A determined David Warner wants to continue making up for lost time after powering Australia to a 48-run win over Bangladesh.

Warner hit his second century of the World Cup with a blazing 166, as Australia all but secured their semi-final spot at Trent Bridge.

The left-hander's knock helped take Australia to 5-381, before Bangladesh responded with 8-333 in the highest scoring World Cup match of all time.

But in an absolute run-fest, it was Warner who shone brightest. Just weeks into his return from the 12-month international ban, he is topping the run-scoring charts with 447 at 89.40.

And it's come after a new approach. Warner, who was known as "Bull" early in his career before an ill-fated attempt to become a holier-than-thou "Reverend" has a new nickname.

"The guys call me humble," he said at his post-match press conference. "Look, it's just one of those things. I think I was on a good behaviour bond for two years, I think it was, if that's what you want to call it, with the ICC. And couldn't really do anything on the field and I'm at that point (in life) as well at the moment."

Warner was certainly generous in his recognition of Bangladesh batsman Mushfiqur Rahman's answering century, congratulating him and checking his bat after he finished unbeaten.
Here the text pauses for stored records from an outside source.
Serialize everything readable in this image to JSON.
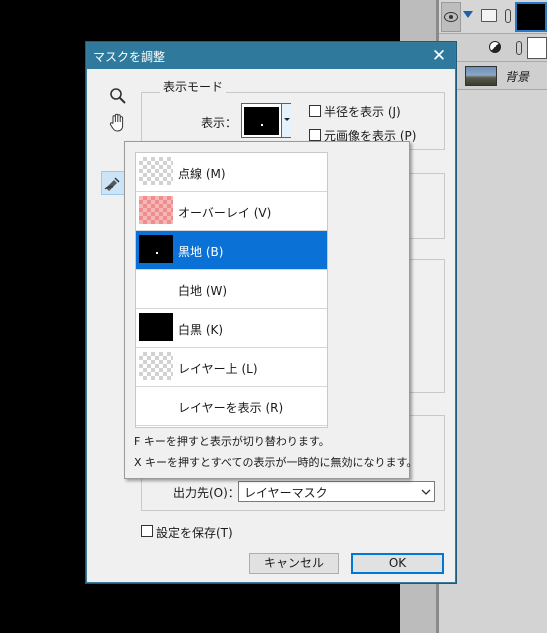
{
  "layers_panel": {
    "background_layer_name": "背景"
  },
  "dialog": {
    "title": "マスクを調整",
    "close_glyph": "✕",
    "view_mode_group_label": "表示モード",
    "view_label": "表示：",
    "show_radius_label": "半径を表示 (J)",
    "show_original_label": "元画像を表示 (P)",
    "output_to_label": "出力先(O)：",
    "output_to_value": "レイヤーマスク",
    "remember_settings_label": "設定を保存(T)",
    "cancel_label": "キャンセル",
    "ok_label": "OK"
  },
  "view_options": [
    {
      "label": "点線 (M)",
      "swatch": "checker",
      "selected": false
    },
    {
      "label": "オーバーレイ (V)",
      "swatch": "red",
      "selected": false
    },
    {
      "label": "黒地 (B)",
      "swatch": "black",
      "selected": true
    },
    {
      "label": "白地 (W)",
      "swatch": "white",
      "selected": false
    },
    {
      "label": "白黒 (K)",
      "swatch": "black",
      "selected": false
    },
    {
      "label": "レイヤー上 (L)",
      "swatch": "checker",
      "selected": false
    },
    {
      "label": "レイヤーを表示 (R)",
      "swatch": "white",
      "selected": false
    }
  ],
  "hints": {
    "f_key": "F キーを押すと表示が切り替わります。",
    "x_key": "X キーを押すとすべての表示が一時的に無効になります。"
  },
  "colors": {
    "titlebar": "#2f7a9c",
    "selection": "#0a72d6",
    "ok_border": "#0078d7"
  }
}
"It's a different game. We've played so much cricket - I know I have over the last 12 months - with a lot of different people, especially the Bangladesh guys," Warner said. "Getting to know a lot of them as well has been great. Just opens your eyes to a new world. And, yeah, it's just normal me now."

A humble handshake. (AP Photo/Rui Vieira)
A humble handshake. (AP Photo/Rui Vieira)
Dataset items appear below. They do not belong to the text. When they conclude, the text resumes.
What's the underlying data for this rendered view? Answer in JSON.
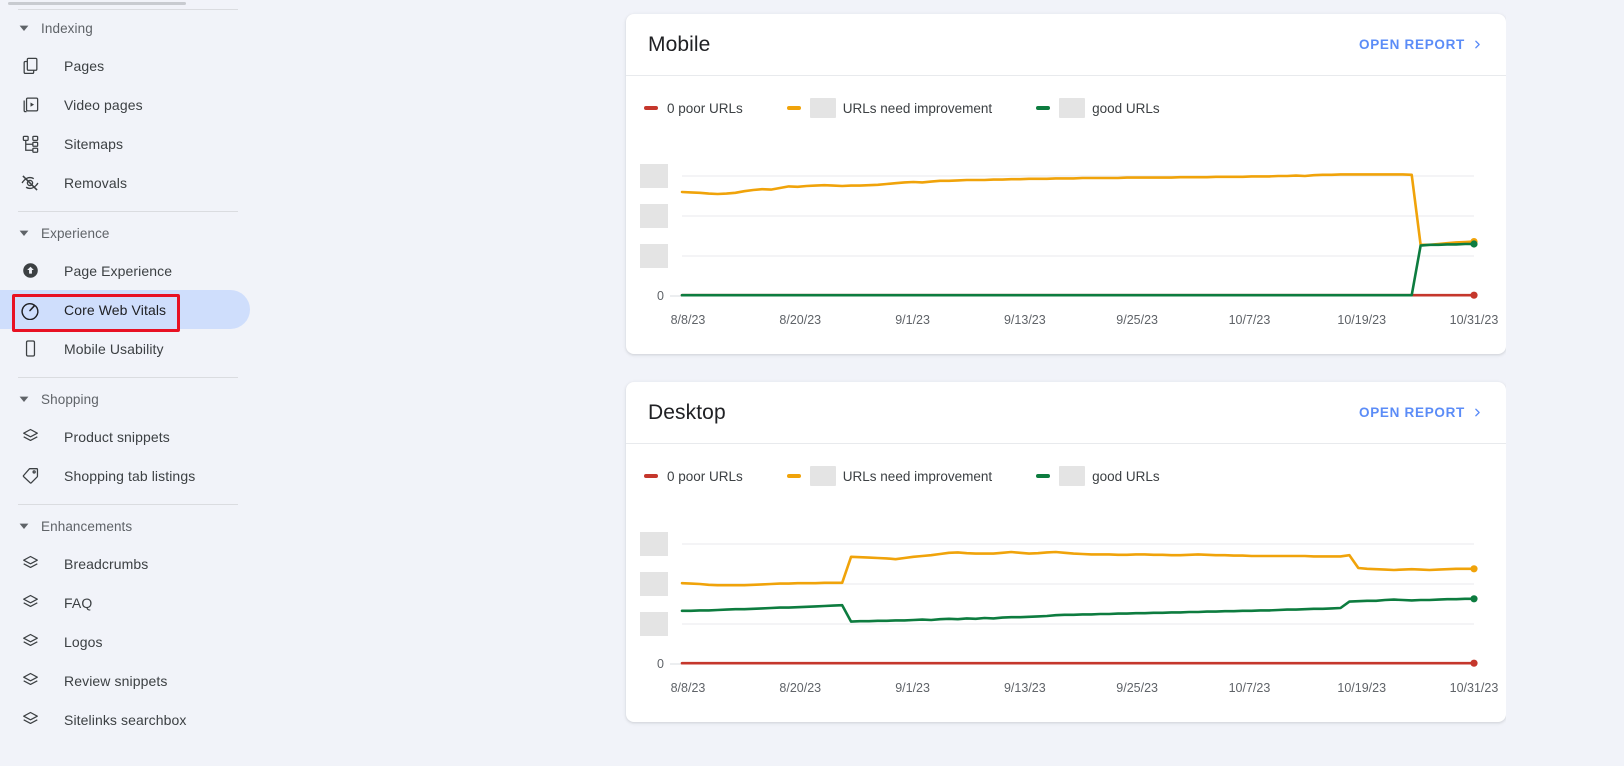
{
  "sidebar": {
    "groups": [
      {
        "name": "Indexing",
        "label": "Indexing",
        "items": [
          {
            "label": "Pages",
            "icon": "pages-icon"
          },
          {
            "label": "Video pages",
            "icon": "video-pages-icon"
          },
          {
            "label": "Sitemaps",
            "icon": "sitemaps-icon"
          },
          {
            "label": "Removals",
            "icon": "removals-icon"
          }
        ]
      },
      {
        "name": "Experience",
        "label": "Experience",
        "items": [
          {
            "label": "Page Experience",
            "icon": "page-experience-icon"
          },
          {
            "label": "Core Web Vitals",
            "icon": "core-web-vitals-icon"
          },
          {
            "label": "Mobile Usability",
            "icon": "mobile-usability-icon"
          }
        ]
      },
      {
        "name": "Shopping",
        "label": "Shopping",
        "items": [
          {
            "label": "Product snippets",
            "icon": "layers-icon"
          },
          {
            "label": "Shopping tab listings",
            "icon": "tag-icon"
          }
        ]
      },
      {
        "name": "Enhancements",
        "label": "Enhancements",
        "items": [
          {
            "label": "Breadcrumbs",
            "icon": "layers-icon"
          },
          {
            "label": "FAQ",
            "icon": "layers-icon"
          },
          {
            "label": "Logos",
            "icon": "layers-icon"
          },
          {
            "label": "Review snippets",
            "icon": "layers-icon"
          },
          {
            "label": "Sitelinks searchbox",
            "icon": "layers-icon"
          }
        ]
      }
    ],
    "selected_item": "Core Web Vitals",
    "annotation_color": "#e81123"
  },
  "colors": {
    "poor": "#c5372c",
    "needs_improvement": "#f0a30a",
    "good": "#0d7c3f",
    "link": "#5b8cf7",
    "redaction": "#e4e4e4"
  },
  "cards": [
    {
      "title": "Mobile",
      "open_report_label": "OPEN REPORT",
      "legend": [
        {
          "label": "0 poor URLs",
          "color_key": "poor",
          "redacted_value": false
        },
        {
          "label": "URLs need improvement",
          "color_key": "needs_improvement",
          "redacted_value": true
        },
        {
          "label": "good URLs",
          "color_key": "good",
          "redacted_value": true
        }
      ]
    },
    {
      "title": "Desktop",
      "open_report_label": "OPEN REPORT",
      "legend": [
        {
          "label": "0 poor URLs",
          "color_key": "poor",
          "redacted_value": false
        },
        {
          "label": "URLs need improvement",
          "color_key": "needs_improvement",
          "redacted_value": true
        },
        {
          "label": "good URLs",
          "color_key": "good",
          "redacted_value": true
        }
      ]
    }
  ],
  "chart_data": [
    {
      "type": "line",
      "title": "Mobile",
      "xlabel": "",
      "ylabel": "",
      "grid": true,
      "legend_position": "top-left",
      "x_tick_labels": [
        "8/8/23",
        "8/20/23",
        "9/1/23",
        "9/13/23",
        "9/25/23",
        "10/7/23",
        "10/19/23",
        "10/31/23"
      ],
      "y_tick_labels": [
        "",
        "",
        "",
        "0"
      ],
      "y_tick_labels_redacted": [
        true,
        true,
        true,
        false
      ],
      "ylim": [
        0,
        4
      ],
      "series": [
        {
          "name": "0 poor URLs",
          "color": "#c5372c",
          "values": [
            0.02,
            0.02,
            0.02,
            0.02,
            0.02,
            0.02,
            0.02,
            0.02,
            0.02,
            0.02,
            0.02,
            0.02,
            0.02,
            0.02,
            0.02,
            0.02,
            0.02,
            0.02,
            0.02,
            0.02,
            0.02,
            0.02,
            0.02,
            0.02,
            0.02,
            0.02,
            0.02,
            0.02,
            0.02,
            0.02,
            0.02,
            0.02,
            0.02,
            0.02,
            0.02,
            0.02,
            0.02,
            0.02,
            0.02,
            0.02,
            0.02,
            0.02,
            0.02,
            0.02,
            0.02,
            0.02,
            0.02,
            0.02,
            0.02,
            0.02,
            0.02,
            0.02,
            0.02,
            0.02,
            0.02,
            0.02,
            0.02,
            0.02,
            0.02,
            0.02,
            0.02,
            0.02,
            0.02,
            0.02,
            0.02,
            0.02,
            0.02,
            0.02,
            0.02,
            0.02,
            0.02,
            0.02,
            0.02,
            0.02,
            0.02,
            0.02,
            0.02,
            0.02,
            0.02,
            0.02,
            0.02,
            0.02,
            0.02,
            0.02,
            0.02,
            0.02,
            0.02,
            0.02,
            0.02,
            0.02
          ]
        },
        {
          "name": "URLs need improvement",
          "color": "#f0a30a",
          "values": [
            2.6,
            2.59,
            2.58,
            2.56,
            2.55,
            2.56,
            2.58,
            2.62,
            2.65,
            2.67,
            2.66,
            2.7,
            2.74,
            2.73,
            2.75,
            2.76,
            2.77,
            2.76,
            2.75,
            2.76,
            2.76,
            2.77,
            2.78,
            2.8,
            2.82,
            2.84,
            2.85,
            2.84,
            2.86,
            2.88,
            2.88,
            2.89,
            2.9,
            2.9,
            2.9,
            2.91,
            2.91,
            2.92,
            2.92,
            2.93,
            2.93,
            2.93,
            2.94,
            2.94,
            2.94,
            2.95,
            2.95,
            2.95,
            2.95,
            2.95,
            2.96,
            2.96,
            2.96,
            2.96,
            2.96,
            2.96,
            2.97,
            2.97,
            2.97,
            2.97,
            2.98,
            2.98,
            2.98,
            2.98,
            2.99,
            2.99,
            2.99,
            3.0,
            3.0,
            3.01,
            3.0,
            3.02,
            3.03,
            3.03,
            3.04,
            3.04,
            3.04,
            3.04,
            3.04,
            3.04,
            3.04,
            3.04,
            3.03,
            1.28,
            1.28,
            1.3,
            1.32,
            1.34,
            1.35,
            1.36
          ]
        },
        {
          "name": "good URLs",
          "color": "#0d7c3f",
          "values": [
            0.02,
            0.02,
            0.02,
            0.02,
            0.02,
            0.02,
            0.02,
            0.02,
            0.02,
            0.02,
            0.02,
            0.02,
            0.02,
            0.02,
            0.02,
            0.02,
            0.02,
            0.02,
            0.02,
            0.02,
            0.02,
            0.02,
            0.02,
            0.02,
            0.02,
            0.02,
            0.02,
            0.02,
            0.02,
            0.02,
            0.02,
            0.02,
            0.02,
            0.02,
            0.02,
            0.02,
            0.02,
            0.02,
            0.02,
            0.02,
            0.02,
            0.02,
            0.02,
            0.02,
            0.02,
            0.02,
            0.02,
            0.02,
            0.02,
            0.02,
            0.02,
            0.02,
            0.02,
            0.02,
            0.02,
            0.02,
            0.02,
            0.02,
            0.02,
            0.02,
            0.02,
            0.02,
            0.02,
            0.02,
            0.02,
            0.02,
            0.02,
            0.02,
            0.02,
            0.02,
            0.02,
            0.02,
            0.02,
            0.02,
            0.02,
            0.02,
            0.02,
            0.02,
            0.02,
            0.02,
            0.02,
            0.02,
            0.02,
            1.26,
            1.28,
            1.28,
            1.29,
            1.29,
            1.3,
            1.3
          ]
        }
      ]
    },
    {
      "type": "line",
      "title": "Desktop",
      "xlabel": "",
      "ylabel": "",
      "grid": true,
      "legend_position": "top-left",
      "x_tick_labels": [
        "8/8/23",
        "8/20/23",
        "9/1/23",
        "9/13/23",
        "9/25/23",
        "10/7/23",
        "10/19/23",
        "10/31/23"
      ],
      "y_tick_labels": [
        "",
        "",
        "",
        "0"
      ],
      "y_tick_labels_redacted": [
        true,
        true,
        true,
        false
      ],
      "ylim": [
        0,
        4
      ],
      "series": [
        {
          "name": "0 poor URLs",
          "color": "#c5372c",
          "values": [
            0.02,
            0.02,
            0.02,
            0.02,
            0.02,
            0.02,
            0.02,
            0.02,
            0.02,
            0.02,
            0.02,
            0.02,
            0.02,
            0.02,
            0.02,
            0.02,
            0.02,
            0.02,
            0.02,
            0.02,
            0.02,
            0.02,
            0.02,
            0.02,
            0.02,
            0.02,
            0.02,
            0.02,
            0.02,
            0.02,
            0.02,
            0.02,
            0.02,
            0.02,
            0.02,
            0.02,
            0.02,
            0.02,
            0.02,
            0.02,
            0.02,
            0.02,
            0.02,
            0.02,
            0.02,
            0.02,
            0.02,
            0.02,
            0.02,
            0.02,
            0.02,
            0.02,
            0.02,
            0.02,
            0.02,
            0.02,
            0.02,
            0.02,
            0.02,
            0.02,
            0.02,
            0.02,
            0.02,
            0.02,
            0.02,
            0.02,
            0.02,
            0.02,
            0.02,
            0.02,
            0.02,
            0.02,
            0.02,
            0.02,
            0.02,
            0.02,
            0.02,
            0.02,
            0.02,
            0.02,
            0.02,
            0.02,
            0.02,
            0.02,
            0.02,
            0.02,
            0.02,
            0.02,
            0.02,
            0.02
          ]
        },
        {
          "name": "URLs need improvement",
          "color": "#f0a30a",
          "values": [
            2.02,
            2.01,
            2.0,
            1.98,
            1.97,
            1.97,
            1.97,
            1.97,
            1.98,
            1.99,
            2.0,
            2.01,
            2.01,
            2.02,
            2.02,
            2.02,
            2.03,
            2.03,
            2.03,
            2.68,
            2.67,
            2.66,
            2.65,
            2.64,
            2.62,
            2.65,
            2.68,
            2.7,
            2.72,
            2.75,
            2.78,
            2.79,
            2.77,
            2.76,
            2.76,
            2.76,
            2.78,
            2.8,
            2.78,
            2.76,
            2.77,
            2.79,
            2.8,
            2.78,
            2.76,
            2.75,
            2.74,
            2.74,
            2.74,
            2.73,
            2.73,
            2.74,
            2.74,
            2.73,
            2.73,
            2.72,
            2.72,
            2.73,
            2.74,
            2.73,
            2.72,
            2.72,
            2.71,
            2.71,
            2.7,
            2.7,
            2.7,
            2.7,
            2.7,
            2.7,
            2.7,
            2.69,
            2.69,
            2.69,
            2.69,
            2.72,
            2.4,
            2.38,
            2.37,
            2.36,
            2.35,
            2.36,
            2.37,
            2.36,
            2.35,
            2.36,
            2.37,
            2.38,
            2.38,
            2.38
          ]
        },
        {
          "name": "good URLs",
          "color": "#0d7c3f",
          "values": [
            1.33,
            1.33,
            1.34,
            1.34,
            1.35,
            1.36,
            1.37,
            1.37,
            1.38,
            1.39,
            1.4,
            1.41,
            1.41,
            1.42,
            1.43,
            1.44,
            1.45,
            1.46,
            1.47,
            1.06,
            1.07,
            1.07,
            1.08,
            1.08,
            1.09,
            1.09,
            1.1,
            1.11,
            1.1,
            1.12,
            1.13,
            1.12,
            1.14,
            1.13,
            1.15,
            1.14,
            1.16,
            1.17,
            1.17,
            1.18,
            1.19,
            1.2,
            1.22,
            1.23,
            1.23,
            1.24,
            1.24,
            1.25,
            1.25,
            1.26,
            1.26,
            1.27,
            1.27,
            1.28,
            1.28,
            1.29,
            1.29,
            1.3,
            1.3,
            1.31,
            1.31,
            1.32,
            1.32,
            1.33,
            1.33,
            1.34,
            1.34,
            1.35,
            1.36,
            1.36,
            1.37,
            1.38,
            1.38,
            1.39,
            1.4,
            1.56,
            1.57,
            1.58,
            1.58,
            1.6,
            1.61,
            1.6,
            1.59,
            1.6,
            1.6,
            1.61,
            1.62,
            1.62,
            1.63,
            1.63
          ]
        }
      ]
    }
  ]
}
The century marked the 16th of Warner's ODI career, drawing him equal with Adam Gilchrist in third on the all-time list for Australia.

Warner admitted in an on-field interview he was "trying to make up for that year" following the ball-tampering scandal.
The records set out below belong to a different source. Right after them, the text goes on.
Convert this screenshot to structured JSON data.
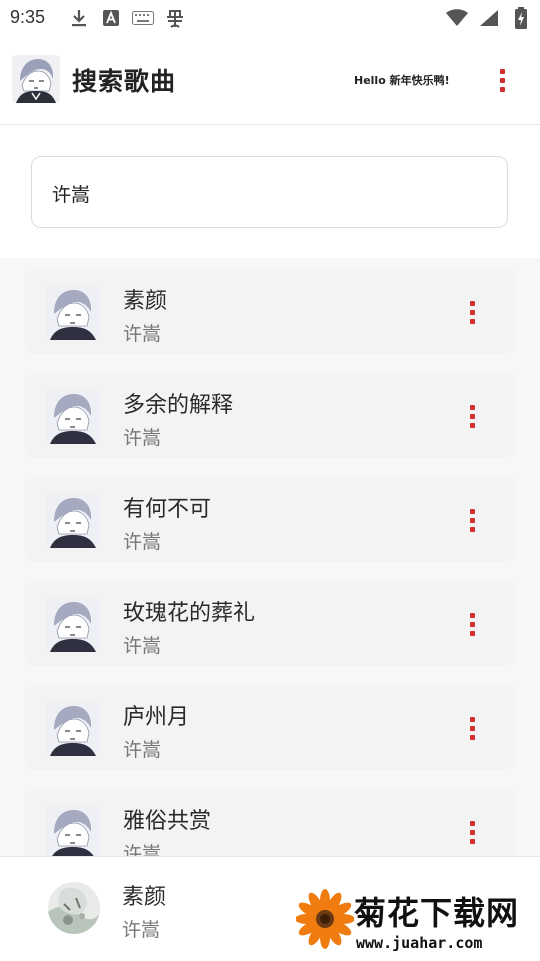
{
  "status_bar": {
    "time": "9:35",
    "left_icons": [
      "download-icon",
      "a-icon",
      "keyboard-icon",
      "bug-icon"
    ],
    "right_icons": [
      "wifi-icon",
      "signal-icon",
      "battery-icon"
    ]
  },
  "header": {
    "title": "搜索歌曲",
    "greeting": "Hello 新年快乐鸭!",
    "menu_icon": "more-vert-icon"
  },
  "search": {
    "value": "许嵩"
  },
  "songs": [
    {
      "title": "素颜",
      "artist": "许嵩"
    },
    {
      "title": "多余的解释",
      "artist": "许嵩"
    },
    {
      "title": "有何不可",
      "artist": "许嵩"
    },
    {
      "title": "玫瑰花的葬礼",
      "artist": "许嵩"
    },
    {
      "title": "庐州月",
      "artist": "许嵩"
    },
    {
      "title": "雅俗共赏",
      "artist": "许嵩"
    }
  ],
  "player": {
    "title": "素颜",
    "artist": "许嵩"
  },
  "watermark": {
    "name": "菊花下载网",
    "url": "www.juahar.com"
  },
  "colors": {
    "accent": "#d32f2f",
    "card": "#f3f3f3",
    "list_bg": "#f7f7f7"
  }
}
"It's just more runs that you can miss out on," Warner explained later. "For me it's about going out there and putting my best foot forward for the team and trying to score as many runs as I can. To make up for all the runs that I've missed out on and for the team."

After combining for a 121-run opening stand with Aaron Finch (53) Warner and Usman Khawaja (89) then put on 192 off just 142 balls for the second wicket.

Warner again started slower - his hundred coming off 110 balls - before exploding into action with his final 66 runs from just 37 deliveries.

By the time of his dismissal - caught at short third man - he looked on track to become the first Australian male to hit a double centuryin an ODI.

"I don't mean to go out there and bat slow," Warner said. "I've tried to get a calculation how many fielders I've hit in the first 10 (overs).

"I got frustrated against India. I got frustrated against Afghanistan. And then today, Finchy kept telling me to hang in there and bat deep and bat time.

"And that was in like the eighth or ninth over. Because it's generally not my game to stick there - and I usually try and go after it a little bit. Must be a bit more maturity, I think."

Australia's World Cup kicks into gear next week, with games against England and New Zealand at Lord's.

Bowlers will be hoping for friendlier conditions there, after Rahim also struck an unbeaten 102 for Bangladesh in their side's highest ever one-day total.

Nathan Coulter-Nile, Mitchell Starc and Marcus Stoinis all took two wickets, with the latter claiming the key scalp of Shakib Al Hasan for 41 when he deceived him with a slower ball and attracted a leading edge. Starc (2-55) then drove a dagger through Bangladesh's hopes, removing opener Tamim Iqbal for 62 when he chopped on.

The Tigers rallied late with a 127-run fifth-wicket partnership between Mahmudullah and Mushfiqur, but in reality the target was always too much. The win means Australia are now first on 10 points and could only miss the finals if they lose their last three games and a number of other results go against them.